I am trying to process collection of heavy weight elements (images). Size of collection varies between 8000 - 50000 entries. But for some reason after processing 1800-1900 entries my program falls with java.lang.OutOfMemoryError: Java heap space.
In my understanding each time when I call session.getTransaction().commit() program should free heap memory, but looks like it never happens. What do I do wrong?
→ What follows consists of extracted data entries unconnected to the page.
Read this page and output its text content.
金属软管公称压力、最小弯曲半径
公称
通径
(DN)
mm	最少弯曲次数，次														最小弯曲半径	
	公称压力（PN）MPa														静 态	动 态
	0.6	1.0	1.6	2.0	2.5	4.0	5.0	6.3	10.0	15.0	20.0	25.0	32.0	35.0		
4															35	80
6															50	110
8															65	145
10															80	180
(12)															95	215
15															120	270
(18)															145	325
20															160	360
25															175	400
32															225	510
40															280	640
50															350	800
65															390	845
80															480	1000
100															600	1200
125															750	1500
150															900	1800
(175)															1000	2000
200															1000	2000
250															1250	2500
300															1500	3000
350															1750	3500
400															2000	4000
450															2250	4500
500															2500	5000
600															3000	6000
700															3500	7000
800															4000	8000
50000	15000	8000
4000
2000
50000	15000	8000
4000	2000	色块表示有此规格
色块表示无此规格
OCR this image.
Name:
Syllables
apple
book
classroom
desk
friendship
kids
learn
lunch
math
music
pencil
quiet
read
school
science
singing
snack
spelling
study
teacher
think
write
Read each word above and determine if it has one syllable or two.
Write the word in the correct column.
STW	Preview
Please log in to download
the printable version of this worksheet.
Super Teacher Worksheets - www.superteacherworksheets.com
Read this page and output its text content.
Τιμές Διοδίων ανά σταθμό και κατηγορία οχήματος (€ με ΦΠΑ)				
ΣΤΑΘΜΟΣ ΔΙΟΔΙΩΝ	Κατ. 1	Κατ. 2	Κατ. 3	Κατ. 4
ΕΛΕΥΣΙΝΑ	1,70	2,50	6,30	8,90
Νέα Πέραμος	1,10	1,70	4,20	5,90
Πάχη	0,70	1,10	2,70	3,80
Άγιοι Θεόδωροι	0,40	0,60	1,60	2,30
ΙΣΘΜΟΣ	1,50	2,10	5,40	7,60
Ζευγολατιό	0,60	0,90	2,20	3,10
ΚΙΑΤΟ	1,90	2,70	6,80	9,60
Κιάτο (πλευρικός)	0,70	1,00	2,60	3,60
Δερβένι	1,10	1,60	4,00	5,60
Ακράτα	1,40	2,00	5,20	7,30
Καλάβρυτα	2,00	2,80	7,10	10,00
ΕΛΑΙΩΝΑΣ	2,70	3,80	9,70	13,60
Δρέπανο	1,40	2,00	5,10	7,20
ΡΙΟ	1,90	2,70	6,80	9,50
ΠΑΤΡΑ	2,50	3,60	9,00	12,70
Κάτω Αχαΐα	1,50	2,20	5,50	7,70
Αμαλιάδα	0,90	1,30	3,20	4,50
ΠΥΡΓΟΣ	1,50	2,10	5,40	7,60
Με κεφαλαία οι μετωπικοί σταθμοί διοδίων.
Here is the code:
private static void loadImages( LoadStrategy loadStrategy ) throws IOException {
log.info( "Loading images for: " + loadStrategy.getPageType() );
Session session = sessionFactory.openSession();
session.setFlushMode( FlushMode.COMMIT );
Query query = session.createQuery( "from PageRaw where pageType = :pageType and pageStatus = :pageStatus and sessionId = 1" );
query.setString( "pageStatus", PageStatus.SUCCESS.name() );
query.setString( "pageType", loadStrategy.getPageType().name() );
query.setMaxResults( 50 );
List<PageRaw> pages;
int resultNum = 0;
do {
session.getTransaction().begin();
log.info( "Get pages statring form " + resultNum + " position" );
query.setFirstResult( resultNum );
resultNum += 50;
pages = query.list();
log.info( "Found " + pages.size() + " pages" );
for (PageRaw pr : pages ) {
Set<String> imageUrls = new HashSet<>();
for ( UrlLocator imageUrlLocator : loadStrategy.getImageUrlLocators() ) {
imageUrls.addAll(
imageUrlLocator.locateUrls( StringConvector.toString( pr.getSourceHtml() ) )
);
}
removeDeletedImageRaws( pr.getImages(), imageUrls );
loadNewImageRaws( pr.getImages(), imageUrls );
}
session.getTransaction().commit();
} while ( pages.size() > 0 );
session.close();
}
It's important to distinguish these two actions:
flushing a session executes all pending statements against the database (it synchronizes the in-memory state with the database state);
clearing a session purges the session (1st-level) cache, thus freeing memory.
So you need to both flush and clear a session in order to recover the occupied memory.
In addition to that, you must disable the 2nd-level cache. Otherwise all (or most of) the objects will remain reachable even after clearing the session.